Writers: Talking Heads
Producers: Brian Eno and Talking Heads
Recorded: Spring 1979 in New York City
Released: August 1979
Players: | David Byrne — vocals, guitar Tina Weymouth — bass, vocals Jerry Harrison — keyboards, vocals Chris Frantz — drums, vocals Laura Weymouth, Lani Weymouth — backing vocal |
Album: | Fear Of Music (Sire) |
“Life During Wartime” was one of Talking Heads' most popular tracks and a staple of their live performances. It's also one of the band's most political pieces, imagining a landscape after a political breakdown, and sung in the voice of a guerrilla who narrates his movements and survival techniques.

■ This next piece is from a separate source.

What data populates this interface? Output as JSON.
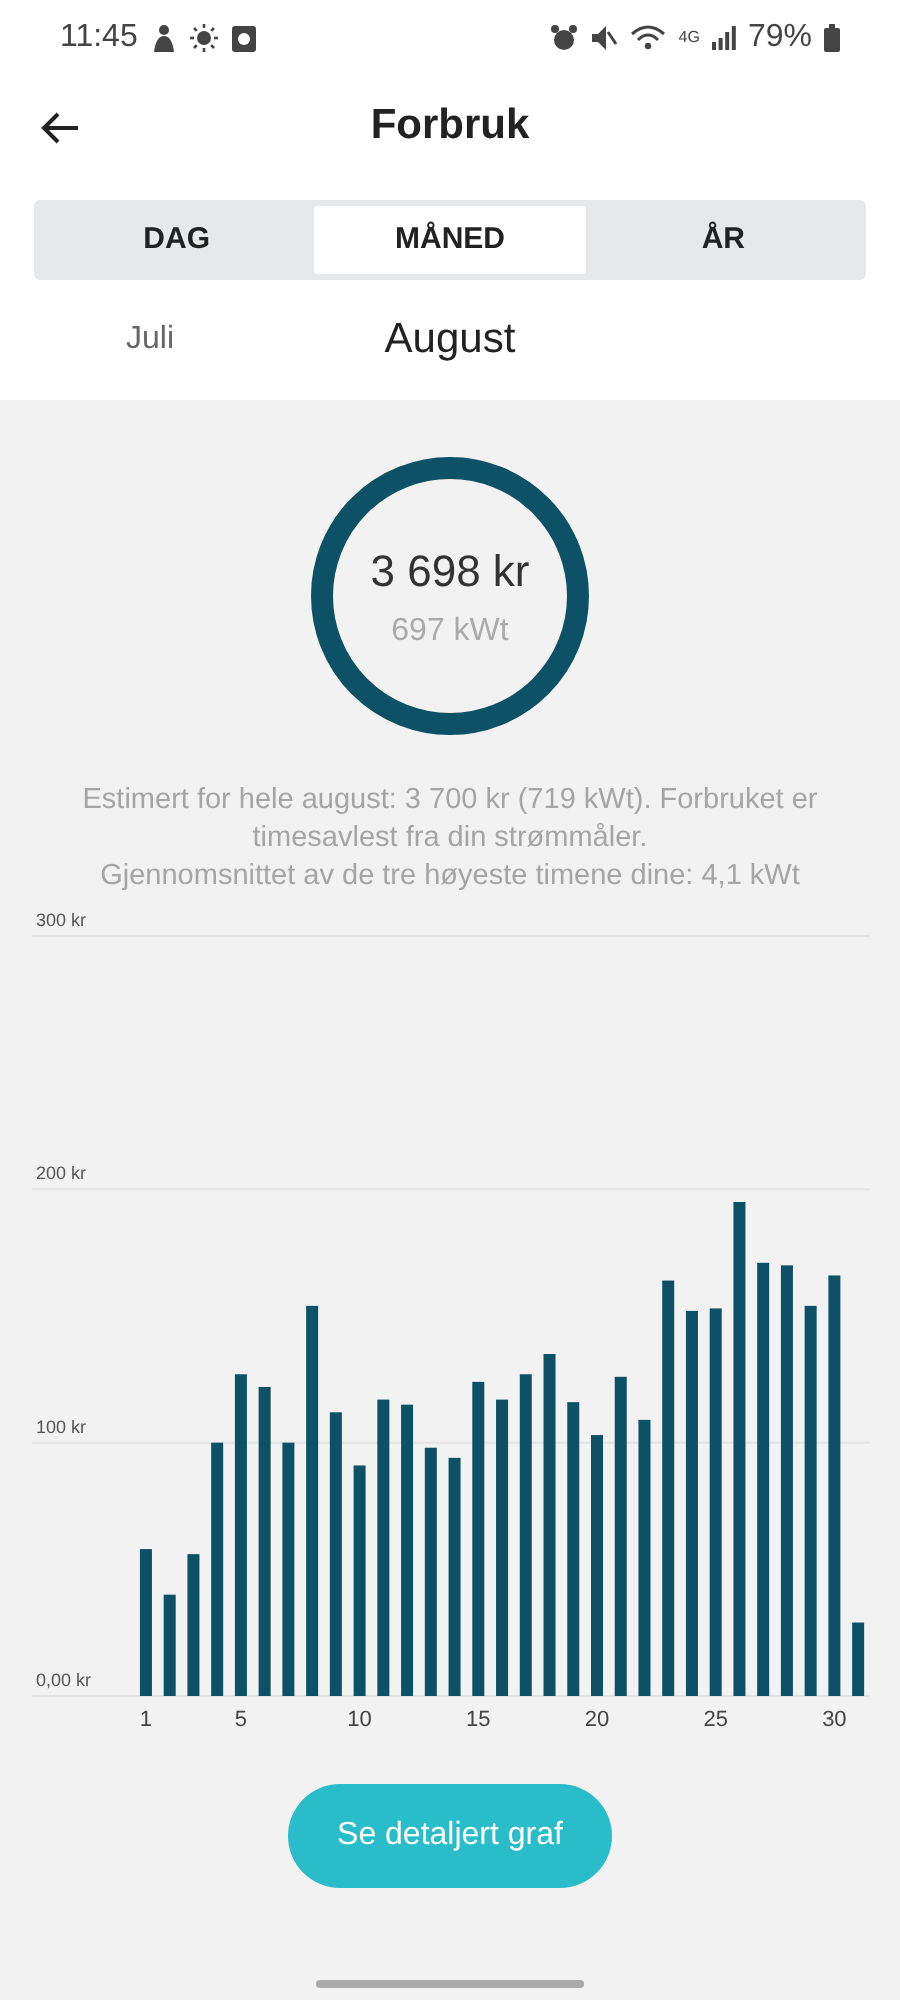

Singer-guitarist David Byrne explained, “I wrote this is my loft on Seventh and Avenue A. I was thinking about (German terrorists the) Baader-Meinhof (gang), Patty Hearst, Tompkins Square. This is a song about living in (New York's) Alphabet City.”
Byrne also noted, “The line 'This ain't no disco' sure stuck! Remember when they would build bonfires of Donna Summer records? Well, we liked some disco music. It's called dance music now. Some of it was radical, camp, silly, transcendent, and disposable. So it was funny that we were sometimes seen as flag-bearers of the anti-disco movement.”
The song itself was built from a jam at the New York City loft of husband-and-wife Heads Tina Weymouth and Chris Frantz.
Byrne used to spice up live performances of the song by running laps around the stage or by running into the crowd.
The Fear Of Music album, Talking Heads' third, peaked at Number 21 on the Billboard 200 chart and was certified gold, while “Life During Wartime” peaked at Number 80 on the pop chart.